Redacción Deporpress | La necesidad se abre paso en el Heliodoro. Todas las visiones del encuentro entre Tenerife y Amorebieta coinciden en un nexo común: se llevó los tres puntos quien realmente lo necesitaba por cuestiones clasificatorias, ya que los vascos llegaban a la isla jugándose su supervivencia en la categoría, a la que intentan aferrarse tras llevarse los tres puntos en el equipaje de vuelta.
Los compañeros de Diario de Avisos han enfocado su crónica con el siguiente titular: “El Amorebieta también saca provecho del Rodríguez López”. En su descripción del choque, expresan que el Tenerife “no ofreció una mala versión”, pero que fue “castigado por una de esas penas máximas modernas que llegó al inicio de la segunda mitad”. Con el gol en contra, “el Amorebieta defendía plácidamente y al Tenerife le silbaban sus seguidores, cansados de la mediocridad de la temporada”. Decepción con un resultado que se quedó como estaba.
El periódico El Día titula en su crónica: “Cuando la necesidad aprieta”. Dentro de sus líneas, describen que el Tenerife fue un equipo “descomprimido”, mientras que el Amorebieta estuvo “activado”, en clara referencia a que “cuando un equipo no se juega nada y se enfrenta a otro que se lo juega todo, se suele notar quién necesita verdaderamente los puntos”. A raíz del gol visitante, expresan que el equipo blanquiazul reaccionó “de manera atropellada, con desorden”, donde ni siquiera los relevos llegaron a “agitar el frente de ataque”. Porque hasta el disparo a la madera de Roberto evitó que se diera un mejor final. “Ni fortuna, ni efecto Heliodoro, ni arreón final. Nada de nada. El Tenerife se marchó con gritos de ‘fuera, fuera’”.

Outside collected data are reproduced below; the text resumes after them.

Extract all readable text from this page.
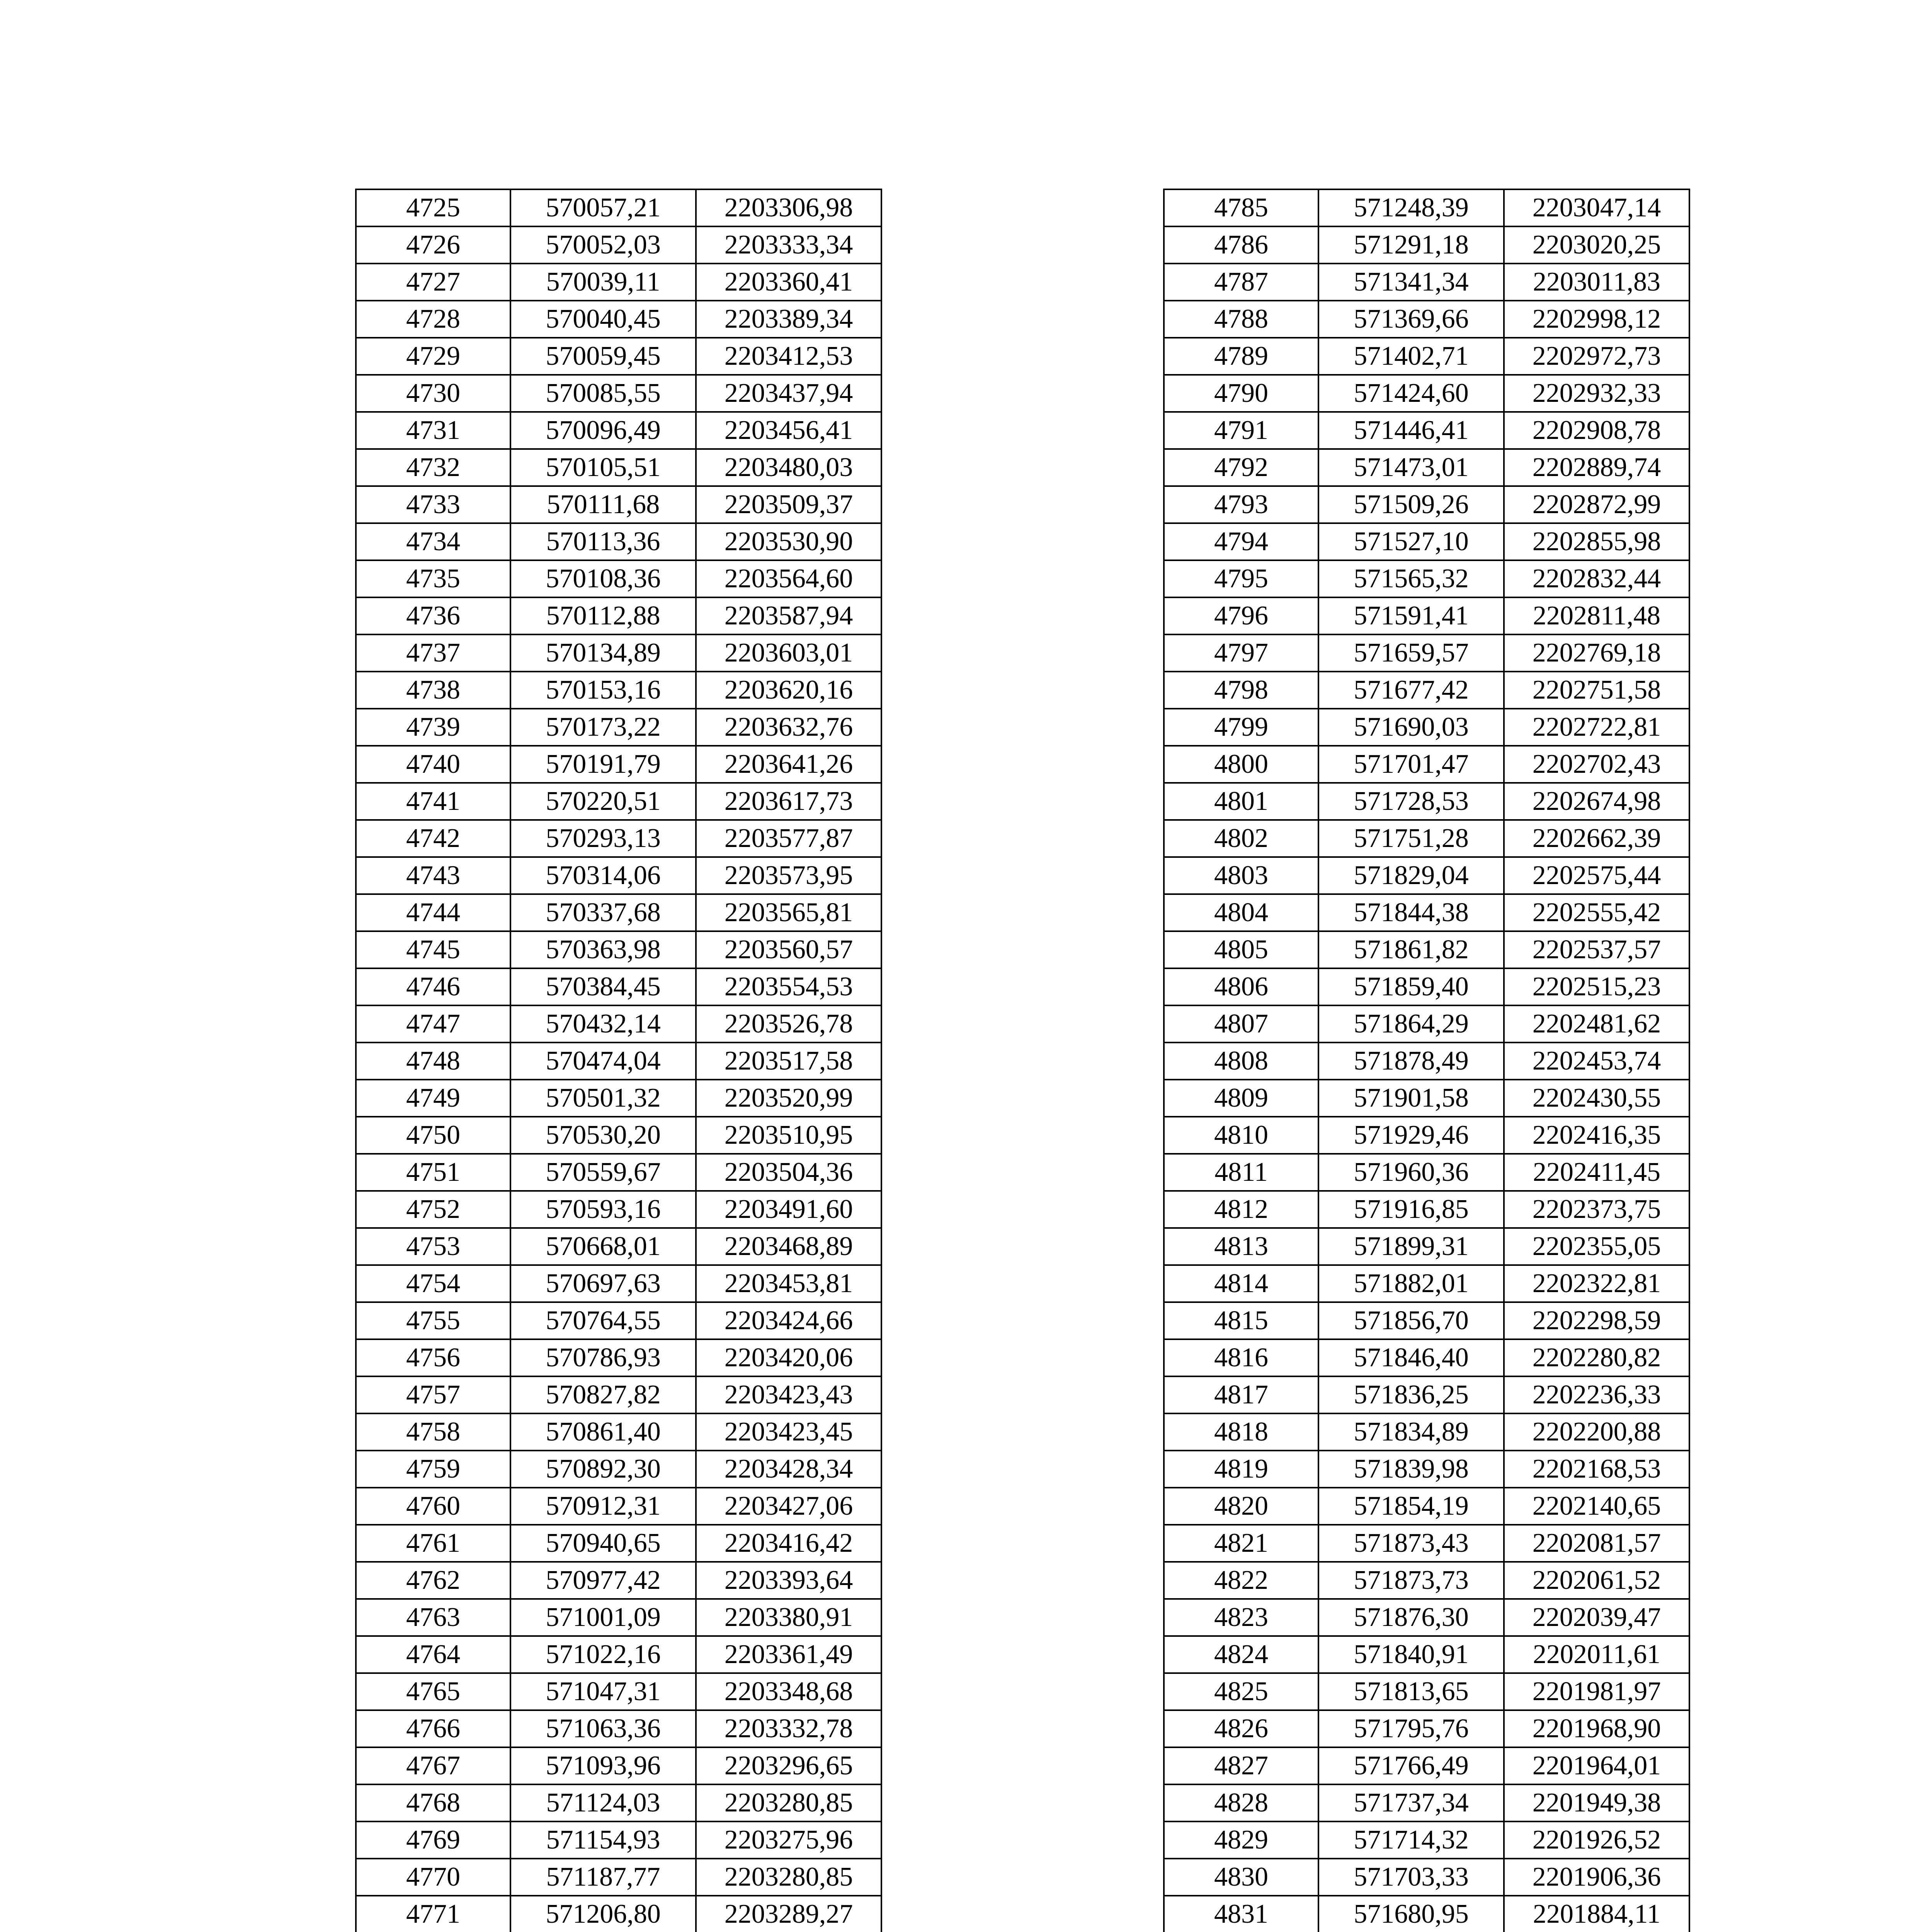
4725	570057,21	2203306,98
4726	570052,03	2203333,34
4727	570039,11	2203360,41
4728	570040,45	2203389,34
4729	570059,45	2203412,53
4730	570085,55	2203437,94
4731	570096,49	2203456,41
4732	570105,51	2203480,03
4733	570111,68	2203509,37
4734	570113,36	2203530,90
4735	570108,36	2203564,60
4736	570112,88	2203587,94
4737	570134,89	2203603,01
4738	570153,16	2203620,16
4739	570173,22	2203632,76
4740	570191,79	2203641,26
4741	570220,51	2203617,73
4742	570293,13	2203577,87
4743	570314,06	2203573,95
4744	570337,68	2203565,81
4745	570363,98	2203560,57
4746	570384,45	2203554,53
4747	570432,14	2203526,78
4748	570474,04	2203517,58
4749	570501,32	2203520,99
4750	570530,20	2203510,95
4751	570559,67	2203504,36
4752	570593,16	2203491,60
4753	570668,01	2203468,89
4754	570697,63	2203453,81
4755	570764,55	2203424,66
4756	570786,93	2203420,06
4757	570827,82	2203423,43
4758	570861,40	2203423,45
4759	570892,30	2203428,34
4760	570912,31	2203427,06
4761	570940,65	2203416,42
4762	570977,42	2203393,64
4763	571001,09	2203380,91
4764	571022,16	2203361,49
4765	571047,31	2203348,68
4766	571063,36	2203332,78
4767	571093,96	2203296,65
4768	571124,03	2203280,85
4769	571154,93	2203275,96
4770	571187,77	2203280,85
4771	571206,80	2203289,27

4785	571248,39	2203047,14
4786	571291,18	2203020,25
4787	571341,34	2203011,83
4788	571369,66	2202998,12
4789	571402,71	2202972,73
4790	571424,60	2202932,33
4791	571446,41	2202908,78
4792	571473,01	2202889,74
4793	571509,26	2202872,99
4794	571527,10	2202855,98
4795	571565,32	2202832,44
4796	571591,41	2202811,48
4797	571659,57	2202769,18
4798	571677,42	2202751,58
4799	571690,03	2202722,81
4800	571701,47	2202702,43
4801	571728,53	2202674,98
4802	571751,28	2202662,39
4803	571829,04	2202575,44
4804	571844,38	2202555,42
4805	571861,82	2202537,57
4806	571859,40	2202515,23
4807	571864,29	2202481,62
4808	571878,49	2202453,74
4809	571901,58	2202430,55
4810	571929,46	2202416,35
4811	571960,36	2202411,45
4812	571916,85	2202373,75
4813	571899,31	2202355,05
4814	571882,01	2202322,81
4815	571856,70	2202298,59
4816	571846,40	2202280,82
4817	571836,25	2202236,33
4818	571834,89	2202200,88
4819	571839,98	2202168,53
4820	571854,19	2202140,65
4821	571873,43	2202081,57
4822	571873,73	2202061,52
4823	571876,30	2202039,47
4824	571840,91	2202011,61
4825	571813,65	2201981,97
4826	571795,76	2201968,90
4827	571766,49	2201964,01
4828	571737,34	2201949,38
4829	571714,32	2201926,52
4830	571703,33	2201906,36
4831	571680,95	2201884,11
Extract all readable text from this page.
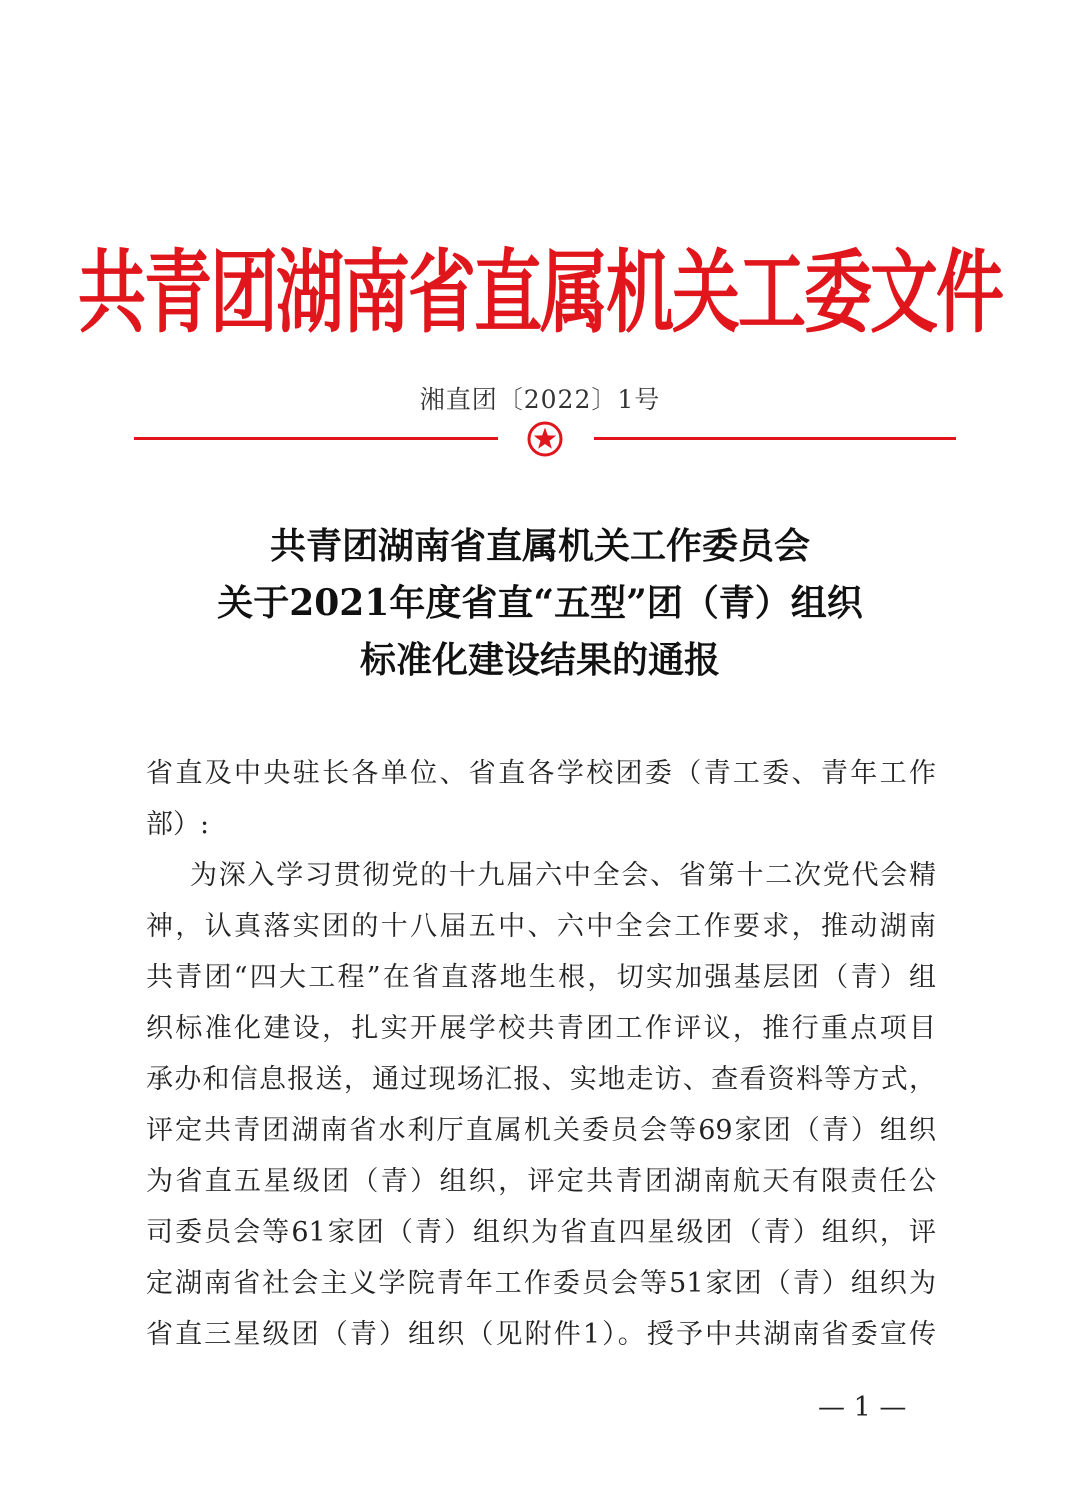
共青团湖南省直属机关工委文件
湘直团〔2022〕1号
共青团湖南省直属机关工作委员会
关于2021年度省直“五型”团（青）组织
标准化建设结果的通报
省直及中央驻长各单位、省直各学校团委（青工委、青年工作
部）:
为深入学习贯彻党的十九届六中全会、省第十二次党代会精
神，认真落实团的十八届五中、六中全会工作要求，推动湖南
共青团“四大工程”在省直落地生根，切实加强基层团（青）组
织标准化建设，扎实开展学校共青团工作评议，推行重点项目
承办和信息报送，通过现场汇报、实地走访、查看资料等方式，
评定共青团湖南省水利厅直属机关委员会等69家团（青）组织
为省直五星级团（青）组织，评定共青团湖南航天有限责任公
司委员会等61家团（青）组织为省直四星级团（青）组织，评
定湖南省社会主义学院青年工作委员会等51家团（青）组织为
省直三星级团（青）组织（见附件1）。授予中共湖南省委宣传
— 1 —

Al otro lado de la península, el diario DEIA titula que “Unzueta acerca un poco más la salvación al Amorebieta”. A ellos tampoco se les pasó de largo el cabreo del respetable. “Sufrieron el enfado de su público, que por momentos no aprobó la intensidad del juego de los tinerfeños”. No obstante, destacan que la primera mitad fue “divertida y dinámica, en la que el Tenerife empezó a acosar el área del Amorebieta”, dando luego a una “segunda parte más calmada”. Con el 0-1, “al conjunto azul no le interesaba arriesgar y el Tenerife no encontraba demasiada motivación para pisar área rival”.